Do you want right wing politicians in your doctor’s office?
by digby
I didn’t think so. I wrote a piece for Salon today about a number of different ways they’re trying to do that:
Almost exactly 10 years ago today, Terry Schiavo became a household name when the entire right wing of the Republican Party decided to virtually elbow their way into her hospital room and demand that her advance directive, as relayed by her husband, to not use extraordinary measures to keep her alive was inoperative and irrelevant. God might perform a miracle, after all, so it’s nobody’s place to interfere, not even the individual herself. Ultimately, Schiavo’s rights were upheld but the nation got a good hard look at the right wing stepping into the personal relationship between doctor, patient and family when the entire congress was called back to Washington to vote on this one issue and the president, on one of his lengthy Crawford vacations, made the unprecedented decision to fly back to the capitol in the middle of the night to sign it. The sight of these powerful people dictating the details of the doctor-patient relationship from a distance was off-putting to many Americans. These were, after all, the very politicians who made a fetish out of “keeping the government out of our lives.”
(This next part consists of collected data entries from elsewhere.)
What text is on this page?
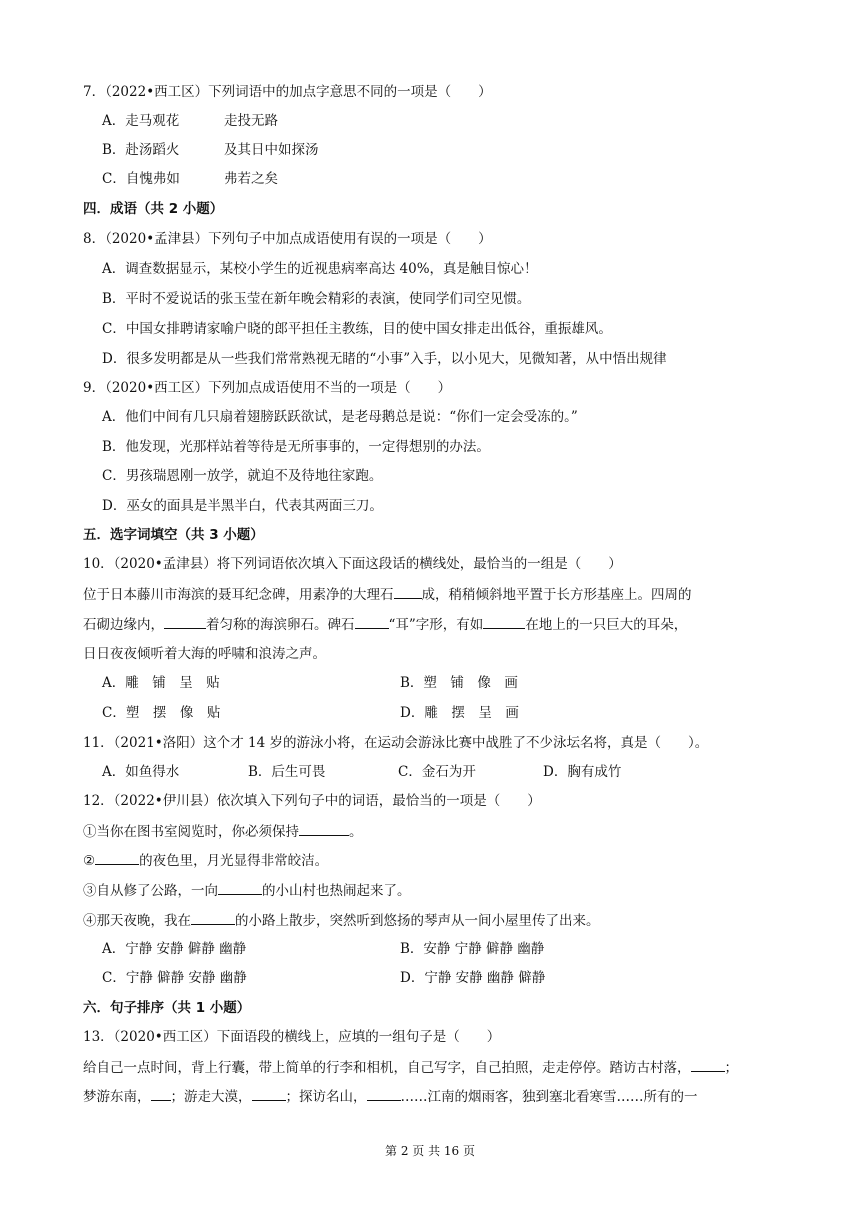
7．（2022•西工区）下列词语中的加点字意思不同的一项是（　　）
A．走马观花	走投无路
B．赴汤蹈火	及其日中如探汤
C．自愧弗如	弗若之矣
四．成语（共 2 小题）
8．（2020•孟津县）下列句子中加点成语使用有误的一项是（　　）
A．调查数据显示，某校小学生的近视患病率高达 40%，真是触目惊心！
B．平时不爱说话的张玉莹在新年晚会精彩的表演，使同学们司空见惯。
C．中国女排聘请家喻户晓的郎平担任主教练，目的使中国女排走出低谷，重振雄风。
D．很多发明都是从一些我们常常熟视无睹的“小事”入手，以小见大，见微知著，从中悟出规律
9．（2020•西工区）下列加点成语使用不当的一项是（　　）
A．他们中间有几只扇着翅膀跃跃欲试，是老母鹅总是说：“你们一定会受冻的。”
B．他发现，光那样站着等待是无所事事的，一定得想别的办法。
C．男孩瑞恩刚一放学，就迫不及待地往家跑。
D．巫女的面具是半黑半白，代表其两面三刀。
五．选字词填空（共 3 小题）
10．（2020•孟津县）将下列词语依次填入下面这段话的横线处，最恰当的一组是（　　）
位于日本藤川市海滨的聂耳纪念碑，用素净的大理石 成，稍稍倾斜地平置于长方形基座上。四周的
石砌边缘内，	着匀称的海滨卵石。碑石	“耳”字形，有如	在地上的一只巨大的耳朵，
日日夜夜倾听着大海的呼啸和浪涛之声。
A．雕　铺　呈　贴	B．塑　铺　像　画
C．塑　摆　像　贴	D．雕　摆　呈　画
11．（2021•洛阳）这个才 14 岁的游泳小将，在运动会游泳比赛中战胜了不少泳坛名将，真是（　　）。
A．如鱼得水	B．后生可畏	C．金石为开	D．胸有成竹
12．（2022•伊川县）依次填入下列句子中的词语，最恰当的一项是（　　）
①当你在图书室阅览时，你必须保持	。
②	的夜色里，月光显得非常皎洁。
③自从修了公路，一向	的小山村也热闹起来了。
④那天夜晚，我在	的小路上散步，突然听到悠扬的琴声从一间小屋里传了出来。
A．宁静 安静 僻静 幽静	B．安静 宁静 僻静 幽静
C．宁静 僻静 安静 幽静	D．宁静 安静 幽静 僻静
六．句子排序（共 1 小题）
13．（2020•西工区）下面语段的横线上，应填的一组句子是（　　）
给自己一点时间，背上行囊，带上简单的行李和相机，自己写字，自己拍照，走走停停。踏访古村落，	；
梦游东南， ；游走大漠，	；探访名山，	……江南的烟雨客，独到塞北看寒雪……所有的一
第 2 页 共 16 页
This was no revelation to people who work in the area of reproductive rights, of course. The whole issue of abortion is about the state interfering in the most personal, intimate interaction between doctor and patient and family. But, there was no sex involved in the Schiavo incident, no “irresponsibility”, no smiling babies or patriarchal assumptions to distract from the reality of this ugly scene as there always in when it comes to abortion rights. Both men and women could put themselves into this situation equally, they could see themselves having to deal with aging parents and their own kids having to deal with them. It hit home.
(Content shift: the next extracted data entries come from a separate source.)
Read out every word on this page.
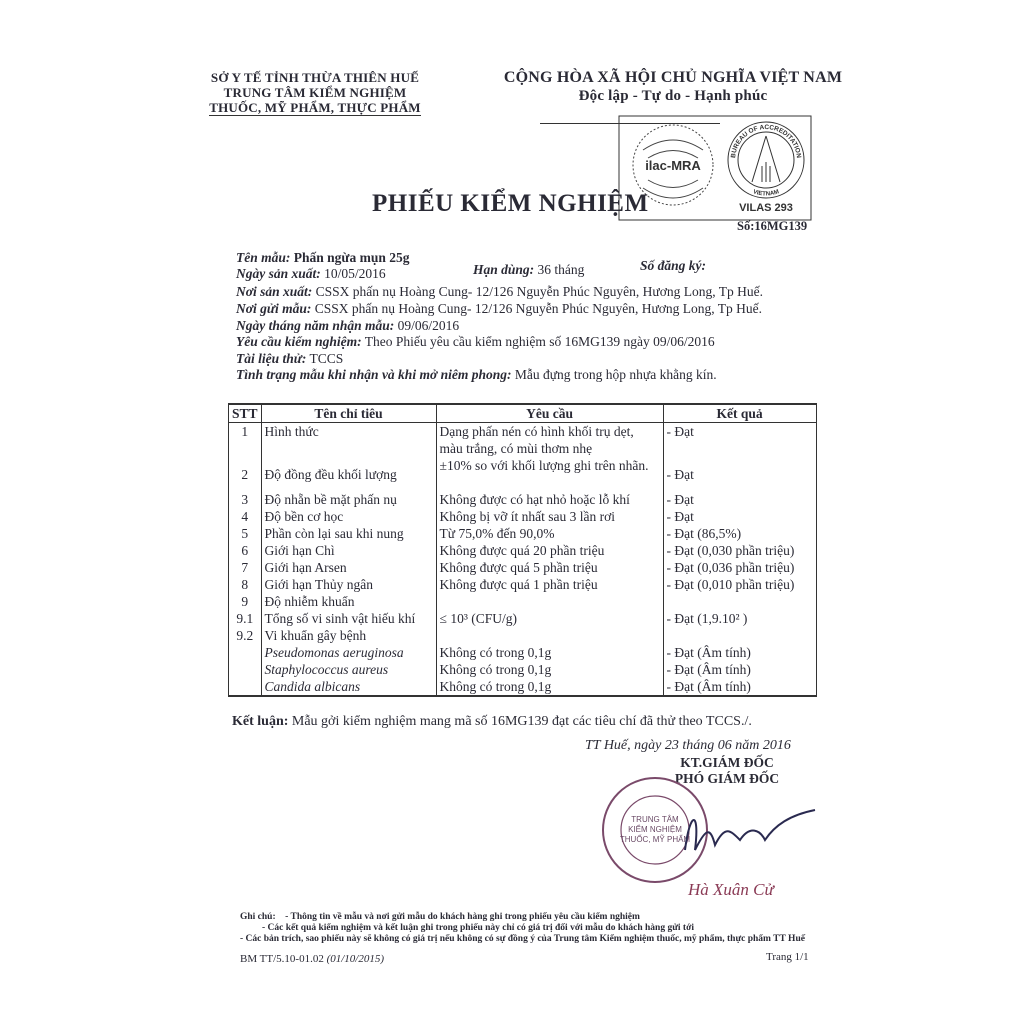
SỞ Y TẾ TỈNH THỪA THIÊN HUẾ
TRUNG TÂM KIỂM NGHIỆM
THUỐC, MỸ PHẨM, THỰC PHẨM
CỘNG HÒA XÃ HỘI CHỦ NGHĨA VIỆT NAM
Độc lập - Tự do - Hạnh phúc
ilac-MRA
BUREAU OF ACCREDITATION
VIETNAM
VILAS 293
PHIẾU KIỂM NGHIỆM
Số:16MG139
Tên mẫu: Phấn ngừa mụn 25g
Ngày sản xuất: 10/05/2016	Hạn dùng: 36 tháng	Số đăng ký:
Nơi sản xuất: CSSX phấn nụ Hoàng Cung- 12/126 Nguyễn Phúc Nguyên, Hương Long, Tp Huế.
Nơi gửi mẫu: CSSX phấn nụ Hoàng Cung- 12/126 Nguyễn Phúc Nguyên, Hương Long, Tp Huế.
Ngày tháng năm nhận mẫu: 09/06/2016
Yêu cầu kiểm nghiệm: Theo Phiếu yêu cầu kiểm nghiệm số 16MG139 ngày 09/06/2016
Tài liệu thử: TCCS
Tình trạng mẫu khi nhận và khi mở niêm phong: Mẫu đựng trong hộp nhựa khằng kín.
STT	Tên chỉ tiêu	Yêu cầu	Kết quả
1	Hình thức	Dạng phấn nén có hình khối trụ dẹt, màu trắng, có mùi thơm nhẹ	- Đạt
2	Độ đồng đều khối lượng	±10% so với khối lượng ghi trên nhãn.	- Đạt
3	Độ nhẵn bề mặt phấn nụ	Không được có hạt nhỏ hoặc lỗ khí	- Đạt
4	Độ bền cơ học	Không bị vỡ ít nhất sau 3 lần rơi	- Đạt
5	Phần còn lại sau khi nung	Từ 75,0% đến 90,0%	- Đạt (86,5%)
6	Giới hạn Chì	Không được quá 20 phần triệu	- Đạt (0,030 phần triệu)
7	Giới hạn Arsen	Không được quá 5 phần triệu	- Đạt (0,036 phần triệu)
8	Giới hạn Thủy ngân	Không được quá 1 phần triệu	- Đạt (0,010 phần triệu)
9	Độ nhiễm khuẩn		
9.1	Tổng số vi sinh vật hiếu khí	≤ 10³ (CFU/g)	- Đạt (1,9.10² )
9.2	Vi khuẩn gây bệnh		
	Pseudomonas aeruginosa	Không có trong 0,1g	- Đạt (Âm tính)
	Staphylococcus aureus	Không có trong 0,1g	- Đạt (Âm tính)
	Candida albicans	Không có trong 0,1g	- Đạt (Âm tính)
Kết luận: Mẫu gởi kiểm nghiệm mang mã số 16MG139 đạt các tiêu chí đã thử theo TCCS./.
TT Huế, ngày 23 tháng 06 năm 2016
KT.GIÁM ĐỐC
PHÓ GIÁM ĐỐC
TRUNG TÂM
KIỂM NGHIỆM
THUỐC, MỸ PHẨM
Hà Xuân Cử
Ghi chú: - Thông tin về mẫu và nơi gửi mẫu do khách hàng ghi trong phiếu yêu cầu kiểm nghiệm
- Các kết quả kiểm nghiệm và kết luận ghi trong phiếu này chỉ có giá trị đối với mẫu do khách hàng gửi tới
- Các bản trích, sao phiếu này sẽ không có giá trị nếu không có sự đồng ý của Trung tâm Kiểm nghiệm thuốc, mỹ phẩm, thực phẩm TT Huế
BM TT/5.10-01.02 (01/10/2015)	Trang 1/1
But it quickly retreated from sight and the right continued on with its crusade to micro-manage the relationship between doctor and patient in keeping with their particular religious values. All over the country, Republican legislatures are putting laws into place to force doctors to read a set script to patients seeking abortions and require them to perform unnecessary ultrasound tests to try and make women feel guilty for their decision.